La Cour de cassation affirme que la liberté d’expression protège les propos insultant à l’encontre d’un maire en raison du contexte de campagne électorale.
Cour de cassation, 10 septembre 2024, n°23-83.666
Le 10 septembre 2024, la chambre criminelle de la Cour de cassation a rendu un arrêt concernant l’étendue de la liberté d’expression, notamment dans le cadre d’opinions politiques.
Le 29 juillet 2020 le maire de la commune d'Hénin-Beaumont s’est constitué partie civile du chef d’injure publique envers un citoyen chargé d’un mandat public du fait d’un commentaire publié par un militant syndicaliste à son encontre.
La publication, critique de la situation de crise du personnel municipal de la commune, comprenait notamment la phrase : « A douze ans d'intervalle, ce sont les mêmes méthodes. Les héninois ont échangé un autocrate corrompu pour un autocrate raciste au comportement de patron-voyou harceleur avec les agents. »

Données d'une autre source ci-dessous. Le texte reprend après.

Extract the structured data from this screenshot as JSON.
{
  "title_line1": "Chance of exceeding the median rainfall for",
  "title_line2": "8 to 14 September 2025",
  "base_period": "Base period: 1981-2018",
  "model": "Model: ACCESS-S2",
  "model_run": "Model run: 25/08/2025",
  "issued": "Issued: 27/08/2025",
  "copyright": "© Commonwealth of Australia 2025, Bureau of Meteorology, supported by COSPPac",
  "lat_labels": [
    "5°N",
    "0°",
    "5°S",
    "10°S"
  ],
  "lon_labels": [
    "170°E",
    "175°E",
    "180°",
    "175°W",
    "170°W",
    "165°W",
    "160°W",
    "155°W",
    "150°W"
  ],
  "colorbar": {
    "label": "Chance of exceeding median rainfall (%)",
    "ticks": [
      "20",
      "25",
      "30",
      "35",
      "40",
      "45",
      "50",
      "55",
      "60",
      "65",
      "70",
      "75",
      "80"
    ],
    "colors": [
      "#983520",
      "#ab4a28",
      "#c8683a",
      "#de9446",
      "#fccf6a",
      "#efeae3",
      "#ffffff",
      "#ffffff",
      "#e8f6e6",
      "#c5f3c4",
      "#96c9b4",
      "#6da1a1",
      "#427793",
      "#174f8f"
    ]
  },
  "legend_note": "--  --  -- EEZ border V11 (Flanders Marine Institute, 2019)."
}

Le 5 juillet 2022 le tribunal correctionnel a déclaré le militant coupable du chef d’accusation, cependant ce jugement a été infirmé le 30 mai 2023 par la Cour d’appel de Douai qui a relaxé le militant estimant que ses paroles n'excèdent pas les limites admissibles de la liberté d’expression protégée par l’article 10 de la Convention européenne des droits de l’Homme (CEDH).
Le maire de la commune a alors formé un pourvoi à l’encontre de cet arrêt, avançant comme moyen que le caractère répréhensible des propos ne pouvait se justifier par le contexte de campagne électoral, étant donné que rien ne les lie au débat politique, et que le militant syndicaliste n’est pas candidat.
Afin de répondre à cette question, la Cour de cassation rappelle que même si le fait de qualifier quelqu’un de « raciste » est bien constitutif d’une insulte, l’article 10 de la CEDH protège la liberté d’expression, et l’appréciation de cette liberté doit se faire de manière plus souple si les propos s’inscrivent dans un débat d’intérêt général, et doit prendre en compte le contexte.
En l’espèce, pour la Cour, ce contexte est celui d’une campagne électorale du fait de l’intitulé du commentaire du prévenu, qui se présente comme un militant du parti communiste et syndicaliste, parti opposant au maire.
Si la Cour admet le caractère outrageant de ces propos, elle confirme toutefois l’arrêt de la Cour d’appel en affirmant qu’ils n’ont pas dépassé les limites admissibles de la liberté d’expression. En effet, ils expriment une opinion critique, sur un sujet d’intérêt général, sans que la question de la qualité de candidat aux élections n’influence la solution du litige.
La Cour de cassation a alors rejeté le pourvoi.